The City of Gaithersburg is seeking approval of a proposal that could reduce property taxes at the Lakeforest Mall site if a property owner invests in redeveloping the shopping center.
The County Council’s Planning, Housing and Economic Development Committee Monday afternoon is scheduled to consider a resolution to extend the “enterprise zone” in the city to include the mall property as well as two other nearby properties—The Toys ‘R’ Us and Burlington Coat Factory sites.
The city is asking the council to approve a resolution in support of their request to the state for a 10-year renewal of the Olde Town Enterprise Zone that would include the additional properties.
The city’s Olde Town area has been designated as an enterprise zone since 2008 but did not previously include the mall or other retail properties. Properties in the zones are eligible for a credit of 32.5 percent on any new property taxes generated during a 10-year period from any new investment or redevelopment.
This could be particularly helpful for the mall site, which was recently sold at an auction far below its assessed value. City officials have told Bethesda Beat that at least one developer—Annapolis-based Petrie Richardson Ventures—is interested in the property and others may be as well.
Tom Lonergan, Gaithersburg’s economic development director, told Bethesda Beat in February “it’s our understanding” that Petrie Richardson had the mall under contract, although the deal hadn’t closed. On Friday, Lonergan said the situation hadn’t changed.
“There’s no new news on that,” he said.
Gaithersburg Mayor Jud Ashman wrote in an email Friday that he has met with Petrie Richardson “a few times” about the mall property but hasn’t heard from them in “some time.”
“We have no new info on the status of that property,” Ashman wrote. “The idea to expand the Enterprise Zone came from City staff, not from any developer. The idea is to create additional incentive for redevelopment in the future.”
A spokesperson for Petrie Richardson declined to comment on whether they had bought the mall or if they were trying to purchase the mall. The developer is responsible for overhauling the former City Place Mall in downtown Silver Spring and rebranding it as Ellsworth Place.
Lonergan said the state designation “offers real benefits” that a property owner could use to help revitalize or redevelop the mall as well as the retail corridor along N. Frederick Avenue (Route 355) in the city.
U.S Bank is currently listed as the owner of the mall, according to Maryland property records. It purchased the mall for $19.1 million in an August foreclosure auction after the previous owner, Five Mile Capital, stopped paying the bank for the note it held on the property. At the time, Five Mile owed about $80 million, according to The Washington Business Journal.

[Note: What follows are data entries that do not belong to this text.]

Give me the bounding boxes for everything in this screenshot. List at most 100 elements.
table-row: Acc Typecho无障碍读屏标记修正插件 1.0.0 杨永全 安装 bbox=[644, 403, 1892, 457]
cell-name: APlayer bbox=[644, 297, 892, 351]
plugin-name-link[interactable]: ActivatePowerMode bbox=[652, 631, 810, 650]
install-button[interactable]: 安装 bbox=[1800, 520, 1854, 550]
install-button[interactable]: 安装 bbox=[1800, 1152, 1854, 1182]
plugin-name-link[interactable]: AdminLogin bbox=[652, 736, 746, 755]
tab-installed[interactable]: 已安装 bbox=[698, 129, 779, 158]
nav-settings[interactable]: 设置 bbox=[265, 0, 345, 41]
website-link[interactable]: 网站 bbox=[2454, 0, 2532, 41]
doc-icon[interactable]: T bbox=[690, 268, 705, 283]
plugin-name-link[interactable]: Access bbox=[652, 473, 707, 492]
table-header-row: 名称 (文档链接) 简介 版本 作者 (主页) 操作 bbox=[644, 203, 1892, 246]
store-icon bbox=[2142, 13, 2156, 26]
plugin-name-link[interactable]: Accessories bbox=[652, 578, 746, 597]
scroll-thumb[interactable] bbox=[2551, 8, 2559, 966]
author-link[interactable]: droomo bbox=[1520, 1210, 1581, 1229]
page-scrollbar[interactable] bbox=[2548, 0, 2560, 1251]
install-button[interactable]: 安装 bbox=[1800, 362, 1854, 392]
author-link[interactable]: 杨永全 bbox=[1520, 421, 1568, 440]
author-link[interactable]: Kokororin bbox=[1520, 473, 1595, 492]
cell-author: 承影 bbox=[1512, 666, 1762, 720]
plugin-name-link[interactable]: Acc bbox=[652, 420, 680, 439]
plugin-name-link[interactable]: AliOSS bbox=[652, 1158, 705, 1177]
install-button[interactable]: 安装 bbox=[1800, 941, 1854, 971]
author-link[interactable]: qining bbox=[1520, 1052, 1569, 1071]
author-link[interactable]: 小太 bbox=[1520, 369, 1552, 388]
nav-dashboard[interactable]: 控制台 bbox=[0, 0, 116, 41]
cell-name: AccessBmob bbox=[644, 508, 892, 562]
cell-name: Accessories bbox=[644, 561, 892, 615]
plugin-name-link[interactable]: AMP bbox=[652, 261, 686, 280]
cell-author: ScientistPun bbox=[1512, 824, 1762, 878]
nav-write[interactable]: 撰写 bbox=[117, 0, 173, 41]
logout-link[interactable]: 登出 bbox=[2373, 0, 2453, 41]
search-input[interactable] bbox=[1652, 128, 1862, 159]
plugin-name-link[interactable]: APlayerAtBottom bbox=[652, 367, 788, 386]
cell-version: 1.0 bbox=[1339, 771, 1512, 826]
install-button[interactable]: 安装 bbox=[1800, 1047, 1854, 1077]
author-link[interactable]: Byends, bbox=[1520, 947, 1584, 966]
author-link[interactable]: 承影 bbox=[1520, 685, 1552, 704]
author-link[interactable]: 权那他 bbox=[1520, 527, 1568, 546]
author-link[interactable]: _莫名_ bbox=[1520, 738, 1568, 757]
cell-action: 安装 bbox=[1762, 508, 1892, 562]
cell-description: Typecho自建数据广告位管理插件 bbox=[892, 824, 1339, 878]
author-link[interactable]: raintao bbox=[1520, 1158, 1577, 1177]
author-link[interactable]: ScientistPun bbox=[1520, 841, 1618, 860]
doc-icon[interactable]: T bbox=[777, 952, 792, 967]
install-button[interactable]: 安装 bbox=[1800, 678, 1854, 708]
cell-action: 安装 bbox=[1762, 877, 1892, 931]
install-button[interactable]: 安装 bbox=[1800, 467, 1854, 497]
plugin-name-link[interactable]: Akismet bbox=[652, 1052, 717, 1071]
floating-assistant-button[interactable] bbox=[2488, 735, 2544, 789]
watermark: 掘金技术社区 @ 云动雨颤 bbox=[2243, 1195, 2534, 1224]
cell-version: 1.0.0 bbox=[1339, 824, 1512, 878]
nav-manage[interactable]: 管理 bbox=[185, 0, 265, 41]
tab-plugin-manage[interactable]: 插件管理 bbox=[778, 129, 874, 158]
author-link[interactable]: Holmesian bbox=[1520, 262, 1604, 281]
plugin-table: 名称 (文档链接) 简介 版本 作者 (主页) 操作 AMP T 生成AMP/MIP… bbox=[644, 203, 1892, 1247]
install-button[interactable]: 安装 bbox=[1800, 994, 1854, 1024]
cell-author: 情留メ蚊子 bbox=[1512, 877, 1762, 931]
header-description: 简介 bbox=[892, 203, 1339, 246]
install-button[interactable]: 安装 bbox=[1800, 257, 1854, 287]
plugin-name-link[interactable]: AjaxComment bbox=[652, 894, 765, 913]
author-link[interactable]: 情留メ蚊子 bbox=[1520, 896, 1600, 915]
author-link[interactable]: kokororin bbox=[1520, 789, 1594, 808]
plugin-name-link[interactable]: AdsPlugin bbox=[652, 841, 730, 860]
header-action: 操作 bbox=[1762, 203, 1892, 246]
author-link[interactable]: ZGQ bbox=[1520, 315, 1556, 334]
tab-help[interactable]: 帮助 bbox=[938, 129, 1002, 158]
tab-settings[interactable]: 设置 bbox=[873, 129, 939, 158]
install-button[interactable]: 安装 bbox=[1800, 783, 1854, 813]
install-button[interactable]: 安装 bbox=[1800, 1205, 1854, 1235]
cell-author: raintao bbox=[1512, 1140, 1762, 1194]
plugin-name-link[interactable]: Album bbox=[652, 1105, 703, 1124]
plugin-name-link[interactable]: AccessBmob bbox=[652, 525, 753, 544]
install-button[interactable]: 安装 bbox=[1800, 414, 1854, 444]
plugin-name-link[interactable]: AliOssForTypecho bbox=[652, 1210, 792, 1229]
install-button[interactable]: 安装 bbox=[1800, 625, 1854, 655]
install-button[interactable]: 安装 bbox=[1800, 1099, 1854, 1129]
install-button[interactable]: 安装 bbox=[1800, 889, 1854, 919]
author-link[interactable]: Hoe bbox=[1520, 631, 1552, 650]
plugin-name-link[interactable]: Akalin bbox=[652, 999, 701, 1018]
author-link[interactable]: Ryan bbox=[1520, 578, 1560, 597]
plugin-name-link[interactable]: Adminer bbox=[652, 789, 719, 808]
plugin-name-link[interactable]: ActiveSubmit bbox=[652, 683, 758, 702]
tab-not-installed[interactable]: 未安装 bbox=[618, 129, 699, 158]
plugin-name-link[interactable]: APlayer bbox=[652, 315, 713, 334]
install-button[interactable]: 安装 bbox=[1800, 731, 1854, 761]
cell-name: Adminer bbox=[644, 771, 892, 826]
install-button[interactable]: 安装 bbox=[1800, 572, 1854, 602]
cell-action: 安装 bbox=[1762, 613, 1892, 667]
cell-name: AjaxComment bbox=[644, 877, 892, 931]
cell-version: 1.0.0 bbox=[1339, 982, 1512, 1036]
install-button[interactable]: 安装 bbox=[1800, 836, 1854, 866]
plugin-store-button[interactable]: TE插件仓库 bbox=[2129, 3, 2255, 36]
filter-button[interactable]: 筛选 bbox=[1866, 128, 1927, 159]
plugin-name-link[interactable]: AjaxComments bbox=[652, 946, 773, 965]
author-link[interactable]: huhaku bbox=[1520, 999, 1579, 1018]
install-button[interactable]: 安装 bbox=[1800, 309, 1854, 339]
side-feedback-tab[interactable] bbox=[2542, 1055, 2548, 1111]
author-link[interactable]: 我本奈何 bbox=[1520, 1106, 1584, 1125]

Gaithersburg officials have said the site would be an opportunity for a mixed-use redevelopment project, but there are roadblocks. For one, the department stores at the mall—JCPenney, Sears, Macy’s and Lord & Taylor—all own their buildings at the property, while the bank owns the main mall building, which houses about 160 stores. If a developer wanted to redo the whole site into a mixed-use town center it would likely have to purchase those department store buildings.
However, adding the property into the existing enterprise zone could add an incentive to redevelop it.
“I support Gaithersburg’s efforts in terms of the enterprise zone,” County Council member Nancy Floreen, who chairs the planning committee, said Friday. “I really applaud their efforts to get that mall and land back on track, however they choose to make that happen. It’s really important.”
The full County Council is scheduled to vote on the resolution April 3, the day after the Gaithersburg City Council is scheduled to vote to support the resolution, according to County Council agenda documents.